Fibroblasts Rendered Antifibrotic, Antiapoptotic, and Angiogenic by Priming With Cardiosphere-Derived Extracellular Membrane Vesicles.

BACKGROUND: Cardiosphere-derived cells mediate therapeutic regeneration in patients after myocardial infarction and are undergoing further clinical testing for cardiomyopathy. The beneficial effects of cardiosphere-derived cells are mediated by the secretion of exosomes and possibly other extracellular membrane vesicles (EMVs).

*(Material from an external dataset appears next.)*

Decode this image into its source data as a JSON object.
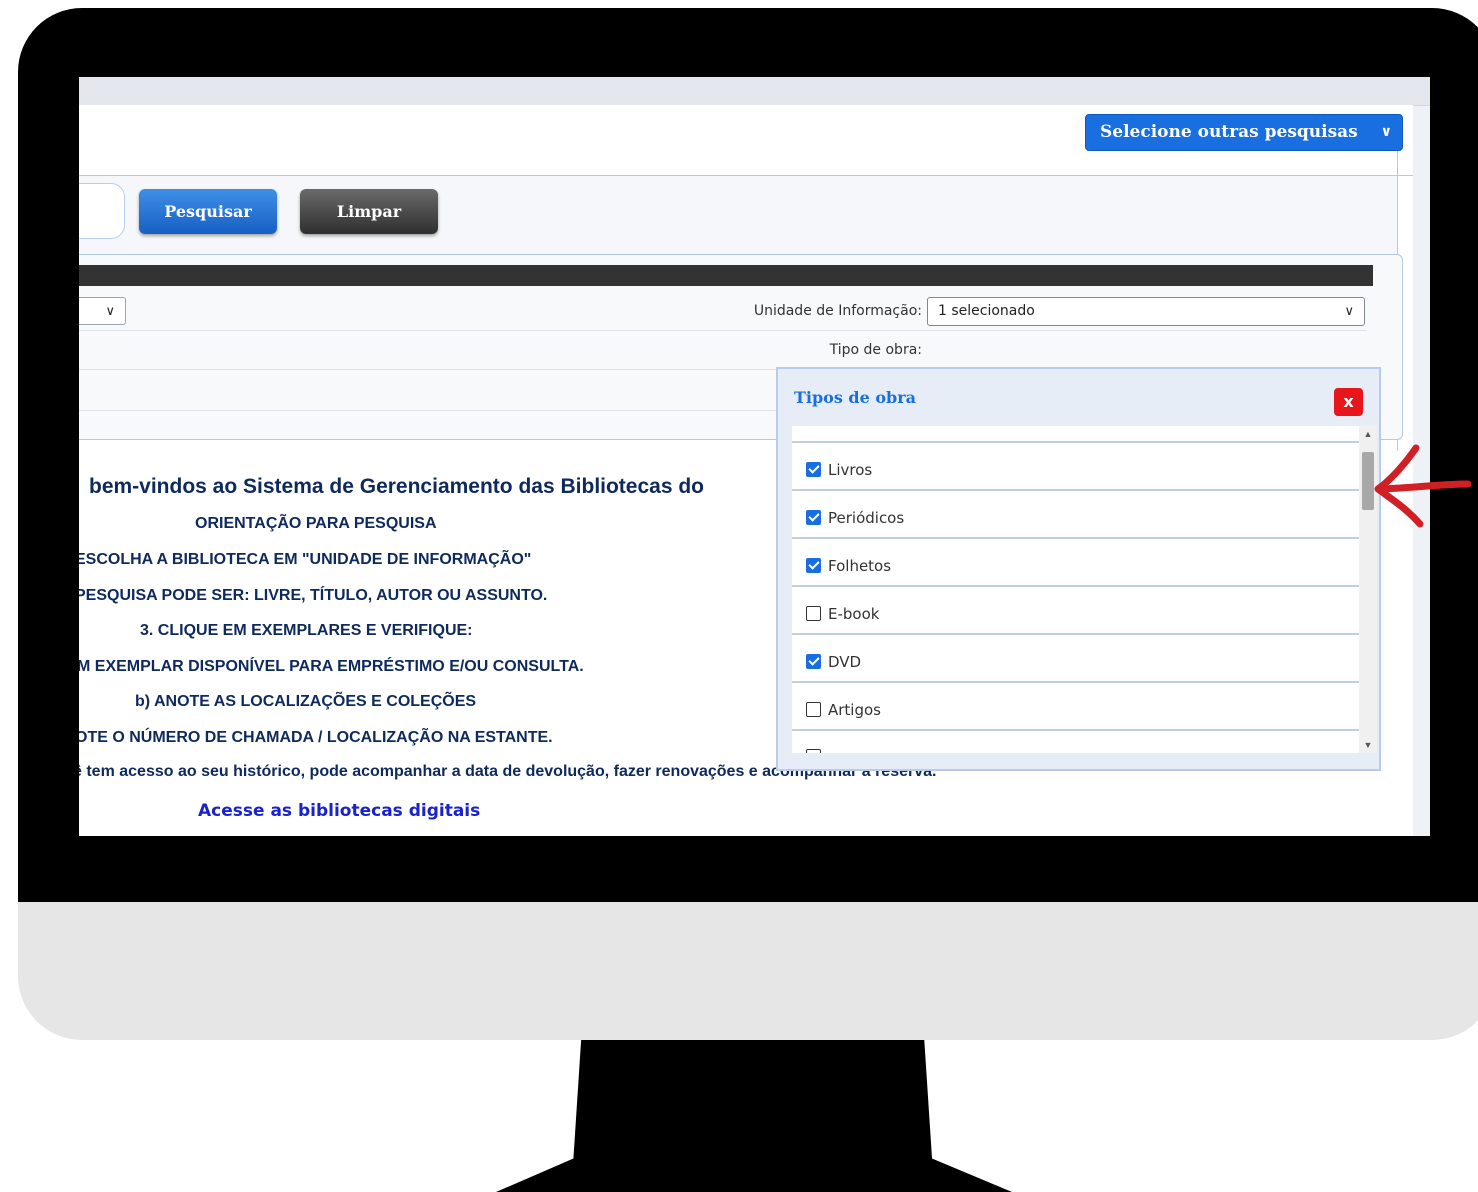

OBJECTIVES: This study sought to investigate the effect of cardiosphere-derived EMVs (CSp-EMVs) on fibroblasts in vitro and tested whether priming with CSp-EMVs could confer salutary properties on fibroblasts in vivo.

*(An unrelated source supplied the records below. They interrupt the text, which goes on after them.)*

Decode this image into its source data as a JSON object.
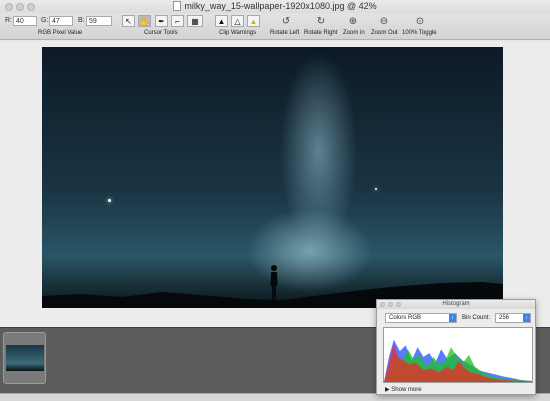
{
  "window": {
    "title": "milky_way_15-wallpaper-1920x1080.jpg @ 42%"
  },
  "toolbar": {
    "rgb": {
      "r_label": "R:",
      "r_value": "40",
      "g_label": "G:",
      "g_value": "47",
      "b_label": "B:",
      "b_value": "59",
      "group_label": "RGB Pixel Value"
    },
    "cursor_tools": {
      "group_label": "Cursor Tools",
      "selected": "hand-icon"
    },
    "clip_warnings": {
      "group_label": "Clip Warnings"
    },
    "rotate_left": "Rotate Left",
    "rotate_right": "Rotate Right",
    "zoom_in": "Zoom in",
    "zoom_out": "Zoom Out",
    "toggle_100": "100% Toggle"
  },
  "histogram": {
    "title": "Histogram",
    "colors_value": "Colors RGB",
    "bin_label": "Bin Count:",
    "bin_value": "256",
    "show_more": "Show more",
    "colors": {
      "red": "#ff2020",
      "green": "#20c020",
      "blue": "#2050ff"
    }
  }
}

METHODS: CSp-EMVs were isolated from serum-free media conditioned for 3 days by cardiospheres. Dermal fibroblasts were primed with CSp-EMVs for 24 h followed by exosomal micro-ribonucleic acid profiling. In vivo, we injected CSp-EMV-primed or -unprimed dermal fibroblasts (or CSp-EMVs) in a chronic rat model of myocardial infarction and defined the functional and structural consequences.
RESULTS: CSp-EMVs amplified their own biological signals: exposure of "inert" fibroblasts to CSp-EMVs rendered the fibroblasts therapeutic. Intramyocardially injected CSp-EMV-primed (but not unprimed) fibroblasts increased global pump function and vessel density while reducing scar mass. CSp-EMV priming caused fibroblasts to secrete much higher levels of stromal-cell-derived factor 1 and vascular endothelial growth factor and dramatically changed the micro-ribonucleic acid profile of fibroblast-secreted EMVs in vitro. The priming was followed by significant angiogenic and cardioprotective effects.
CONCLUSIONS: CSp-EMVs alter fibroblast phenotype and secretome in a salutary positive-feedback loop. The phenotypic conversion of inert cells to therapeutically active cells reveals a novel mechanism for amplification of exosome bioactivity.